Sindermann contempló cómo el rostro de Qruze mostraba muy a las claras el conflicto que se estaba librando en el interior de su alma.
La lealtad hacia su legión se enfrentaba a la lealtad hacia los ideales que la habían forjado en sus inicios.
Finalmente, sonrió con cierto pesar.
—«Nada demasiado difícil», me dijo. —Luego miró hacia el Señor de la Guerra y Maloghurst—. Vamos, seguidme —les ordenó.
—¿Adónde? —quiso saber Sindermann.
—A un sitio seguro —contestó Qruze—. Loken me pidió que os protegiera, y eso es lo que pienso hacer. Ahora, callaos y seguidme.
Qruze dio media vuelta y se dirigió hacia una de las múltiples puertas de la cámara de audiencias. Euphrati siguió al guerrero, y tanto Sindermann como Mersadie se limitaron a trotar tras ella, sin tener muy claro hacia dónde se dirigían y por qué.
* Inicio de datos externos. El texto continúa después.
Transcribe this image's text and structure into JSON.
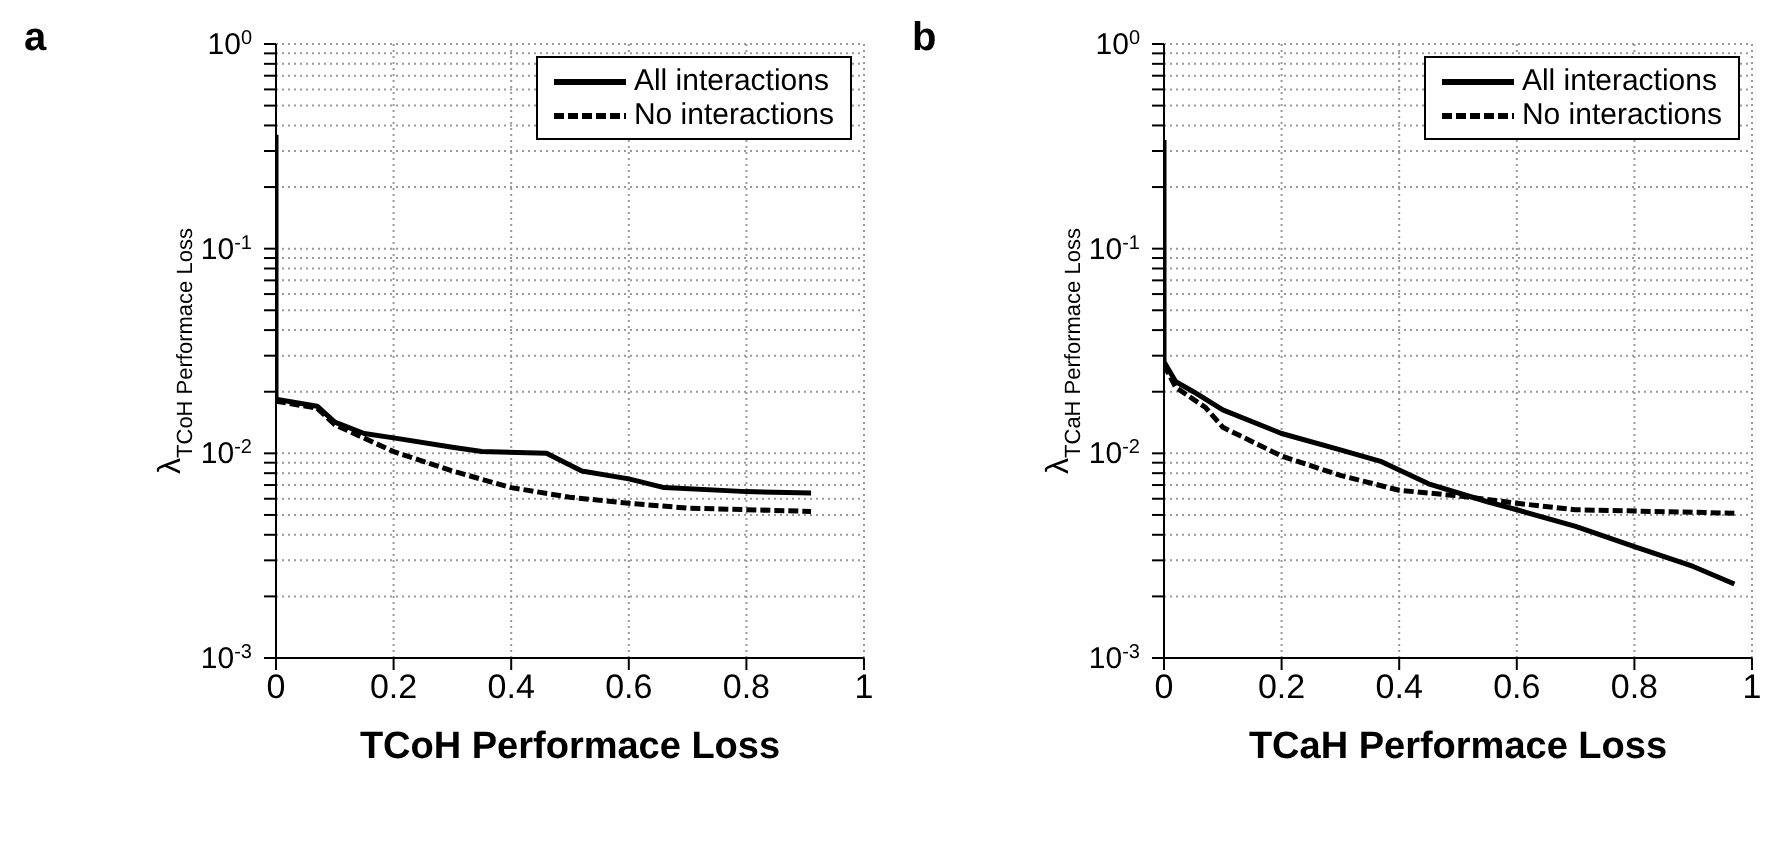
{
  "chart_data": [
    {
      "type": "line",
      "title": "a",
      "xlabel": "TCoH Performace Loss",
      "ylabel": "λ$_{TCoH Performace Loss}$",
      "log": "y",
      "grid": true,
      "legend": "top right",
      "xlim": [
        0,
        1
      ],
      "xticks": [
        0,
        0.2,
        0.4,
        0.6,
        0.8,
        1
      ],
      "ylim": [
        0.001,
        1
      ],
      "yticks": [
        {
          "value": 0.001,
          "label": "10$^{-3}$"
        },
        {
          "value": 0.002,
          "label": null
        },
        {
          "value": 0.003,
          "label": null
        },
        {
          "value": 0.004,
          "label": null
        },
        {
          "value": 0.005,
          "label": null
        },
        {
          "value": 0.006,
          "label": null
        },
        {
          "value": 0.007,
          "label": null
        },
        {
          "value": 0.008,
          "label": null
        },
        {
          "value": 0.009,
          "label": null
        },
        {
          "value": 0.01,
          "label": "10$^{-2}$"
        },
        {
          "value": 0.02,
          "label": null
        },
        {
          "value": 0.03,
          "label": null
        },
        {
          "value": 0.04,
          "label": null
        },
        {
          "value": 0.05,
          "label": null
        },
        {
          "value": 0.06,
          "label": null
        },
        {
          "value": 0.07,
          "label": null
        },
        {
          "value": 0.08,
          "label": null
        },
        {
          "value": 0.09,
          "label": null
        },
        {
          "value": 0.1,
          "label": "10$^{-1}$"
        },
        {
          "value": 0.2,
          "label": null
        },
        {
          "value": 0.3,
          "label": null
        },
        {
          "value": 0.4,
          "label": null
        },
        {
          "value": 0.5,
          "label": null
        },
        {
          "value": 0.6,
          "label": null
        },
        {
          "value": 0.7,
          "label": null
        },
        {
          "value": 0.8,
          "label": null
        },
        {
          "value": 0.9,
          "label": null
        },
        {
          "value": 1,
          "label": "10$^{0}$"
        }
      ],
      "series": [
        {
          "name": "All interactions",
          "color": "#000000",
          "line_style": "solid",
          "x": [
            0,
            0,
            0.07,
            0.1,
            0.15,
            0.2,
            0.3,
            0.35,
            0.46,
            0.52,
            0.6,
            0.66,
            0.8,
            0.91
          ],
          "values": [
            0.36,
            0.0184,
            0.017,
            0.0142,
            0.0125,
            0.0119,
            0.0107,
            0.0102,
            0.01,
            0.0082,
            0.0075,
            0.0068,
            0.0065,
            0.0064
          ]
        },
        {
          "name": "No interactions",
          "color": "#000000",
          "line_style": "dashed",
          "x": [
            0,
            0.07,
            0.1,
            0.2,
            0.3,
            0.4,
            0.5,
            0.6,
            0.7,
            0.91
          ],
          "values": [
            0.018,
            0.0166,
            0.0138,
            0.0102,
            0.0082,
            0.0068,
            0.0061,
            0.0057,
            0.0054,
            0.0052
          ]
        }
      ]
    },
    {
      "type": "line",
      "title": "b",
      "xlabel": "TCaH Performace Loss",
      "ylabel": "λ$_{TCaH Performace Loss}$",
      "log": "y",
      "grid": true,
      "legend": "top right",
      "xlim": [
        0,
        1
      ],
      "xticks": [
        0,
        0.2,
        0.4,
        0.6,
        0.8,
        1
      ],
      "ylim": [
        0.001,
        1
      ],
      "yticks": [
        {
          "value": 0.001,
          "label": "10$^{-3}$"
        },
        {
          "value": 0.002,
          "label": null
        },
        {
          "value": 0.003,
          "label": null
        },
        {
          "value": 0.004,
          "label": null
        },
        {
          "value": 0.005,
          "label": null
        },
        {
          "value": 0.006,
          "label": null
        },
        {
          "value": 0.007,
          "label": null
        },
        {
          "value": 0.008,
          "label": null
        },
        {
          "value": 0.009,
          "label": null
        },
        {
          "value": 0.01,
          "label": "10$^{-2}$"
        },
        {
          "value": 0.02,
          "label": null
        },
        {
          "value": 0.03,
          "label": null
        },
        {
          "value": 0.04,
          "label": null
        },
        {
          "value": 0.05,
          "label": null
        },
        {
          "value": 0.06,
          "label": null
        },
        {
          "value": 0.07,
          "label": null
        },
        {
          "value": 0.08,
          "label": null
        },
        {
          "value": 0.09,
          "label": null
        },
        {
          "value": 0.1,
          "label": "10$^{-1}$"
        },
        {
          "value": 0.2,
          "label": null
        },
        {
          "value": 0.3,
          "label": null
        },
        {
          "value": 0.4,
          "label": null
        },
        {
          "value": 0.5,
          "label": null
        },
        {
          "value": 0.6,
          "label": null
        },
        {
          "value": 0.7,
          "label": null
        },
        {
          "value": 0.8,
          "label": null
        },
        {
          "value": 0.9,
          "label": null
        },
        {
          "value": 1,
          "label": "10$^{0}$"
        }
      ],
      "series": [
        {
          "name": "All interactions",
          "color": "#000000",
          "line_style": "solid",
          "x": [
            0,
            0,
            0.02,
            0.05,
            0.1,
            0.2,
            0.3,
            0.37,
            0.45,
            0.55,
            0.6,
            0.7,
            0.8,
            0.9,
            0.97
          ],
          "values": [
            0.34,
            0.028,
            0.0224,
            0.02,
            0.0163,
            0.0125,
            0.0104,
            0.0091,
            0.0071,
            0.0058,
            0.0053,
            0.0044,
            0.0035,
            0.0028,
            0.0023
          ]
        },
        {
          "name": "No interactions",
          "color": "#000000",
          "line_style": "dashed",
          "x": [
            0,
            0.02,
            0.07,
            0.1,
            0.2,
            0.3,
            0.4,
            0.5,
            0.6,
            0.7,
            0.97
          ],
          "values": [
            0.027,
            0.021,
            0.0168,
            0.0134,
            0.0097,
            0.0078,
            0.0066,
            0.0062,
            0.0057,
            0.0053,
            0.0051
          ]
        }
      ]
    }
  ]
}
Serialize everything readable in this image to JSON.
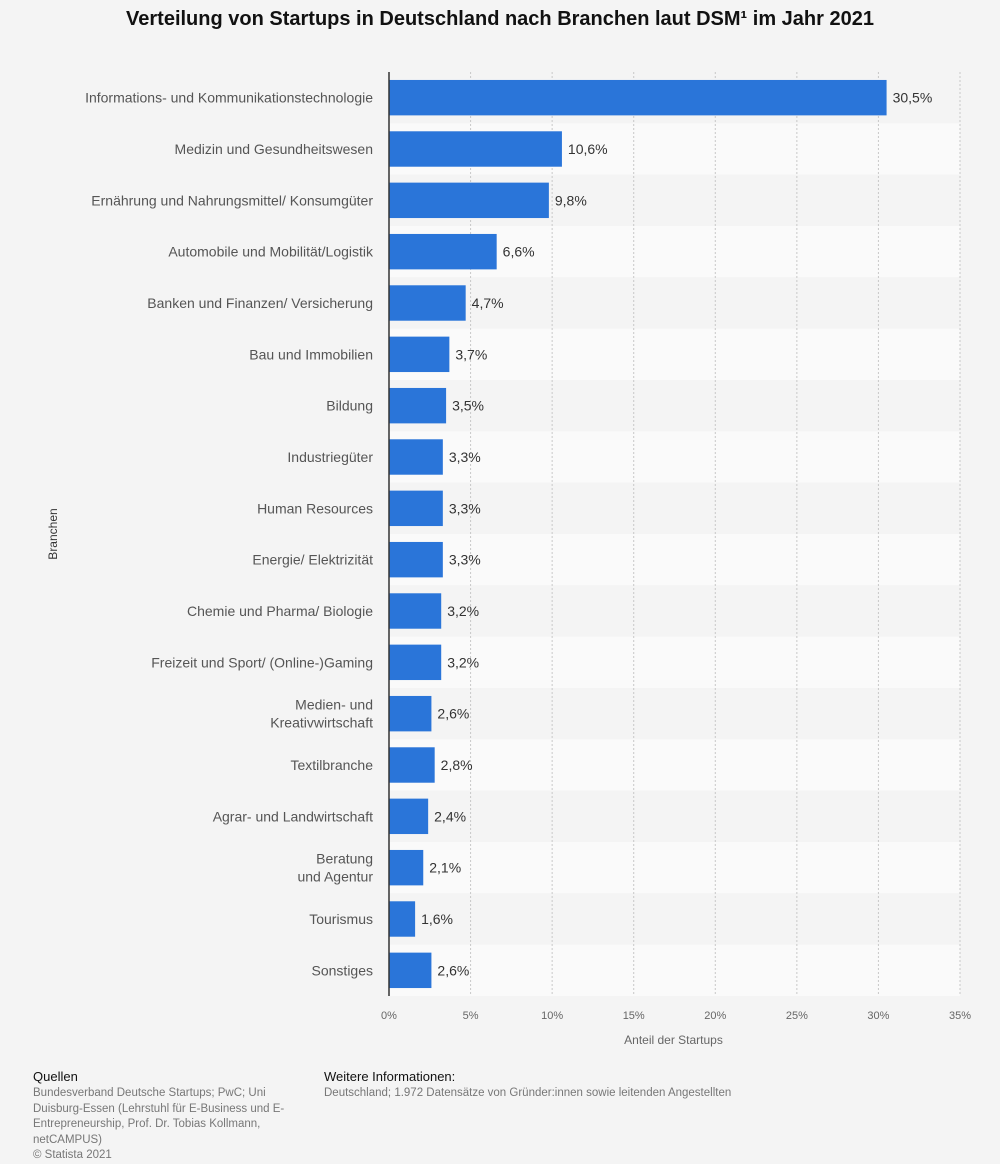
{
  "title": "Verteilung von Startups in Deutschland nach Branchen laut DSM¹ im Jahr 2021",
  "chart_data": {
    "type": "bar",
    "orientation": "horizontal",
    "categories": [
      "Informations- und Kommunikationstechnologie",
      "Medizin und Gesundheitswesen",
      "Ernährung und Nahrungsmittel/ Konsumgüter",
      "Automobile und Mobilität/Logistik",
      "Banken und Finanzen/ Versicherung",
      "Bau und Immobilien",
      "Bildung",
      "Industriegüter",
      "Human Resources",
      "Energie/ Elektrizität",
      "Chemie und Pharma/ Biologie",
      "Freizeit und Sport/ (Online-)Gaming",
      "Medien- und\nKreativwirtschaft",
      "Textilbranche",
      "Agrar- und Landwirtschaft",
      "Beratung\nund Agentur",
      "Tourismus",
      "Sonstiges"
    ],
    "values": [
      30.5,
      10.6,
      9.8,
      6.6,
      4.7,
      3.7,
      3.5,
      3.3,
      3.3,
      3.3,
      3.2,
      3.2,
      2.6,
      2.8,
      2.4,
      2.1,
      1.6,
      2.6
    ],
    "value_labels": [
      "30,5%",
      "10,6%",
      "9,8%",
      "6,6%",
      "4,7%",
      "3,7%",
      "3,5%",
      "3,3%",
      "3,3%",
      "3,3%",
      "3,2%",
      "3,2%",
      "2,6%",
      "2,8%",
      "2,4%",
      "2,1%",
      "1,6%",
      "2,6%"
    ],
    "xlim": [
      0,
      35
    ],
    "xticks": [
      0,
      5,
      10,
      15,
      20,
      25,
      30,
      35
    ],
    "xtick_labels": [
      "0%",
      "5%",
      "10%",
      "15%",
      "20%",
      "25%",
      "30%",
      "35%"
    ],
    "xlabel": "Anteil der Startups",
    "ylabel": "Branchen",
    "grid": true,
    "bar_color": "#2a75d9"
  },
  "footer": {
    "sources_heading": "Quellen",
    "sources_text": "Bundesverband Deutsche Startups; PwC; Uni Duisburg-Essen (Lehrstuhl für E-Business und E-Entrepreneurship, Prof. Dr. Tobias Kollmann, netCAMPUS)\n© Statista 2021",
    "info_heading": "Weitere Informationen:",
    "info_text": "Deutschland; 1.972 Datensätze von Gründer:innen sowie leitenden Angestellten"
  }
}
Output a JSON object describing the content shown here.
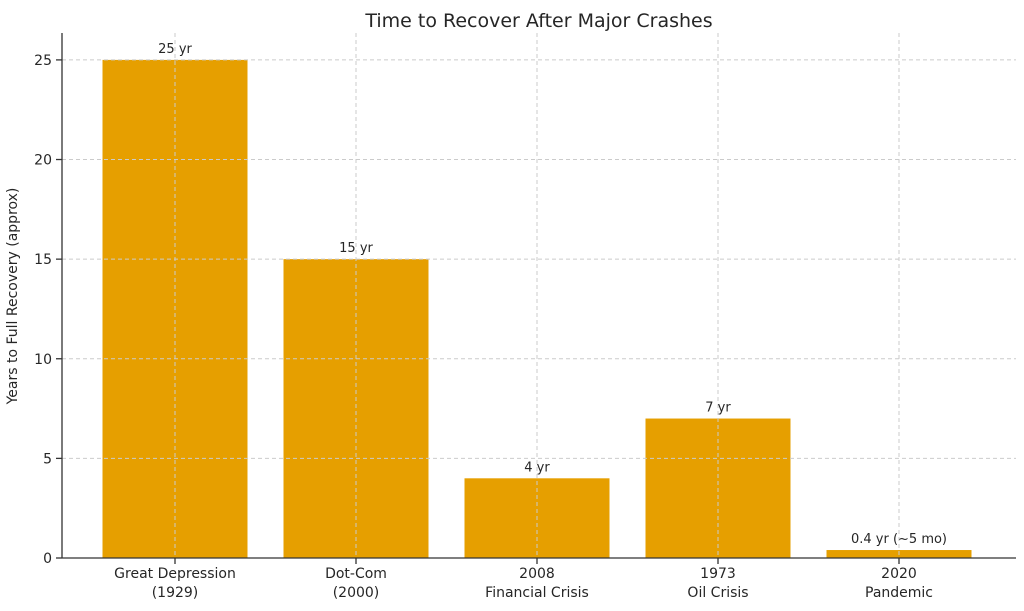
{
  "chart_data": {
    "type": "bar",
    "title": "Time to Recover After Major Crashes",
    "xlabel": "",
    "ylabel": "Years to Full Recovery (approx)",
    "categories": [
      "Great Depression\n(1929)",
      "Dot-Com\n(2000)",
      "2008\nFinancial Crisis",
      "1973\nOil Crisis",
      "2020\nPandemic"
    ],
    "values": [
      25,
      15,
      4,
      7,
      0.4
    ],
    "bar_labels": [
      "25 yr",
      "15 yr",
      "4 yr",
      "7 yr",
      "0.4 yr (~5 mo)"
    ],
    "yticks": [
      0,
      5,
      10,
      15,
      20,
      25
    ],
    "ylim": [
      0,
      26.35
    ],
    "grid": true,
    "grid_style": "dashed",
    "legend": null,
    "colors": {
      "bar": "#E69F00",
      "grid": "#cbcbcb",
      "axis": "#333333",
      "text": "#262626"
    }
  }
}
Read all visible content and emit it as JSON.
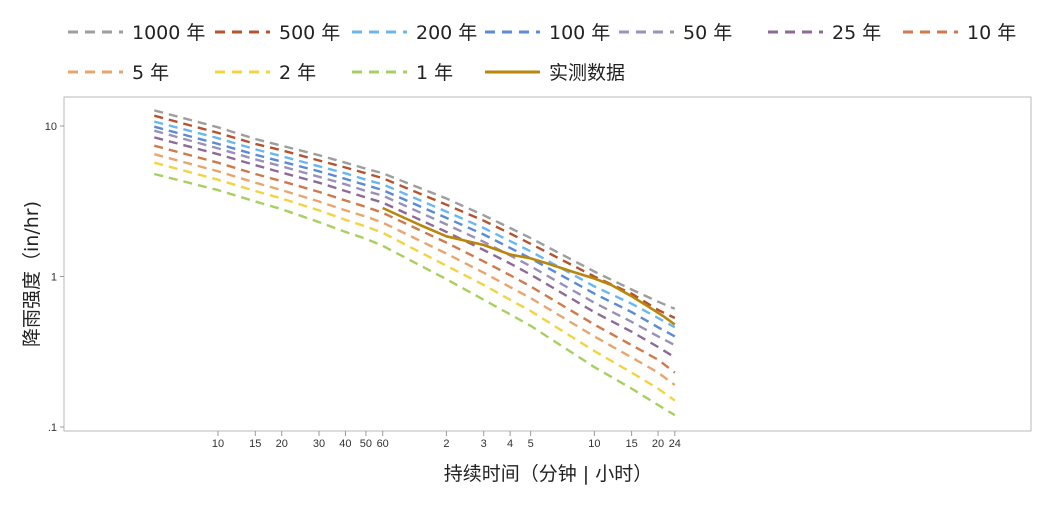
{
  "chart_data": {
    "type": "line",
    "title": "",
    "xlabel": "持续时间（分钟 | 小时）",
    "ylabel": "降雨强度（in/hr)",
    "x_scale": "log",
    "y_scale": "log",
    "xlim_minutes": [
      3,
      1440
    ],
    "ylim": [
      0.1,
      20
    ],
    "grid": false,
    "legend_position": "top",
    "x_ticks": [
      {
        "minutes": 10,
        "label": "10"
      },
      {
        "minutes": 15,
        "label": "15"
      },
      {
        "minutes": 20,
        "label": "20"
      },
      {
        "minutes": 30,
        "label": "30"
      },
      {
        "minutes": 40,
        "label": "40"
      },
      {
        "minutes": 50,
        "label": "50"
      },
      {
        "minutes": 60,
        "label": "60"
      },
      {
        "minutes": 120,
        "label": "2"
      },
      {
        "minutes": 180,
        "label": "3"
      },
      {
        "minutes": 240,
        "label": "4"
      },
      {
        "minutes": 300,
        "label": "5"
      },
      {
        "minutes": 600,
        "label": "10"
      },
      {
        "minutes": 900,
        "label": "15"
      },
      {
        "minutes": 1200,
        "label": "20"
      },
      {
        "minutes": 1440,
        "label": "24"
      }
    ],
    "y_ticks": [
      {
        "value": 10,
        "label": "10"
      },
      {
        "value": 1,
        "label": "1"
      },
      {
        "value": 0.1,
        "label": ".1"
      }
    ],
    "x_minutes": [
      5,
      10,
      15,
      20,
      30,
      40,
      50,
      60,
      120,
      180,
      240,
      300,
      600,
      900,
      1200,
      1440
    ],
    "series": [
      {
        "name": "1000 年",
        "color": "#9e9e9e",
        "dashed": true,
        "values": [
          12.7,
          9.8,
          8.2,
          7.4,
          6.4,
          5.7,
          5.2,
          4.85,
          3.3,
          2.55,
          2.1,
          1.8,
          1.08,
          0.82,
          0.68,
          0.61
        ]
      },
      {
        "name": "500 年",
        "color": "#b5532f",
        "dashed": true,
        "values": [
          11.7,
          9.0,
          7.6,
          6.9,
          5.9,
          5.3,
          4.85,
          4.5,
          3.0,
          2.35,
          1.93,
          1.65,
          1.0,
          0.77,
          0.6,
          0.53
        ]
      },
      {
        "name": "200 年",
        "color": "#6ab7f0",
        "dashed": true,
        "values": [
          10.7,
          8.3,
          7.0,
          6.3,
          5.4,
          4.85,
          4.4,
          4.1,
          2.7,
          2.1,
          1.72,
          1.47,
          0.86,
          0.66,
          0.53,
          0.46
        ]
      },
      {
        "name": "100 年",
        "color": "#5b8bd6",
        "dashed": true,
        "values": [
          9.9,
          7.6,
          6.45,
          5.8,
          5.0,
          4.45,
          4.05,
          3.75,
          2.45,
          1.9,
          1.55,
          1.32,
          0.77,
          0.58,
          0.46,
          0.4
        ]
      },
      {
        "name": "50 年",
        "color": "#9a90b8",
        "dashed": true,
        "values": [
          9.3,
          7.1,
          6.0,
          5.4,
          4.6,
          4.1,
          3.7,
          3.45,
          2.22,
          1.7,
          1.38,
          1.17,
          0.67,
          0.5,
          0.4,
          0.35
        ]
      },
      {
        "name": "25 年",
        "color": "#8e6a96",
        "dashed": true,
        "values": [
          8.4,
          6.5,
          5.5,
          4.9,
          4.2,
          3.7,
          3.35,
          3.1,
          1.98,
          1.5,
          1.22,
          1.03,
          0.58,
          0.43,
          0.34,
          0.29
        ]
      },
      {
        "name": "10 年",
        "color": "#cf7a4d",
        "dashed": true,
        "values": [
          7.4,
          5.7,
          4.8,
          4.3,
          3.65,
          3.2,
          2.9,
          2.65,
          1.68,
          1.26,
          1.02,
          0.86,
          0.48,
          0.35,
          0.28,
          0.23
        ]
      },
      {
        "name": "5 年",
        "color": "#e8a66e",
        "dashed": true,
        "values": [
          6.5,
          5.0,
          4.2,
          3.75,
          3.15,
          2.75,
          2.5,
          2.28,
          1.42,
          1.06,
          0.85,
          0.72,
          0.4,
          0.29,
          0.23,
          0.19
        ]
      },
      {
        "name": "2 年",
        "color": "#f2d341",
        "dashed": true,
        "values": [
          5.7,
          4.4,
          3.7,
          3.3,
          2.75,
          2.38,
          2.15,
          1.95,
          1.18,
          0.88,
          0.7,
          0.59,
          0.32,
          0.23,
          0.18,
          0.15
        ]
      },
      {
        "name": "1 年",
        "color": "#a9cf62",
        "dashed": true,
        "values": [
          4.8,
          3.75,
          3.15,
          2.8,
          2.3,
          1.98,
          1.78,
          1.6,
          0.96,
          0.7,
          0.56,
          0.47,
          0.25,
          0.18,
          0.14,
          0.12
        ]
      },
      {
        "name": "实测数据",
        "color": "#b8860b",
        "dashed": false,
        "x_minutes": [
          60,
          90,
          120,
          180,
          240,
          300,
          360,
          480,
          600,
          720,
          900,
          1080,
          1260,
          1440
        ],
        "values": [
          2.85,
          2.2,
          1.85,
          1.62,
          1.4,
          1.32,
          1.22,
          1.07,
          0.97,
          0.88,
          0.74,
          0.63,
          0.55,
          0.48
        ]
      }
    ]
  }
}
Qruze llegó a la entrada, un amplio portal de bronce pulido que custodiaban dos guerreros, a los que indicó que se apartaran con un gesto cortante de la mano.
—Me llevo a éstos abajo —les informó.
—Tenemos órdenes de que nadie salga de la cámara —le dijo uno de los guardias.
—Y yo te doy nuevas órdenes —le replicó Qruze con la voz cargada de una decisión que Sindermann no había notado hasta ese momento ni en sus palabras anteriores—. Echaos a un lado. ¿O vais a desobedecer la orden que os da un oficial superior?
—No, señor —contestaron los guerreros al mismo tiempo que hacían una reverencia. Luego abrieron la puerta de bronce.
Qruze saludó a los guardias con un gesto de asentimiento e indicó a sus acompañantes que lo siguieran.
Sindermann, Euphrati y Mersadie abandonaron la cámara de audiencias. La puerta se cerró a sus espaldas con un retumbar sordo que resonó como el ruido de algo desagradable y definitivo. Los sonidos procedentes del planeta moribundo y de las exclamaciones de asombro se apagaron por completo de repente, por lo que el silencio que los rodeó se hizo tremendamente ominoso.
—¿Y ahora qué hacemos? —quiso saber Mersadie.
—Os llevo lo más lejos posible del Espíritu Vengativo —contestó Qruze.
—¿Abandonamos la nave? —preguntó Sindermann.
—Sí. Ya no es segura para gente como vosotros. Nada segura en absoluto —le respondió Qruze.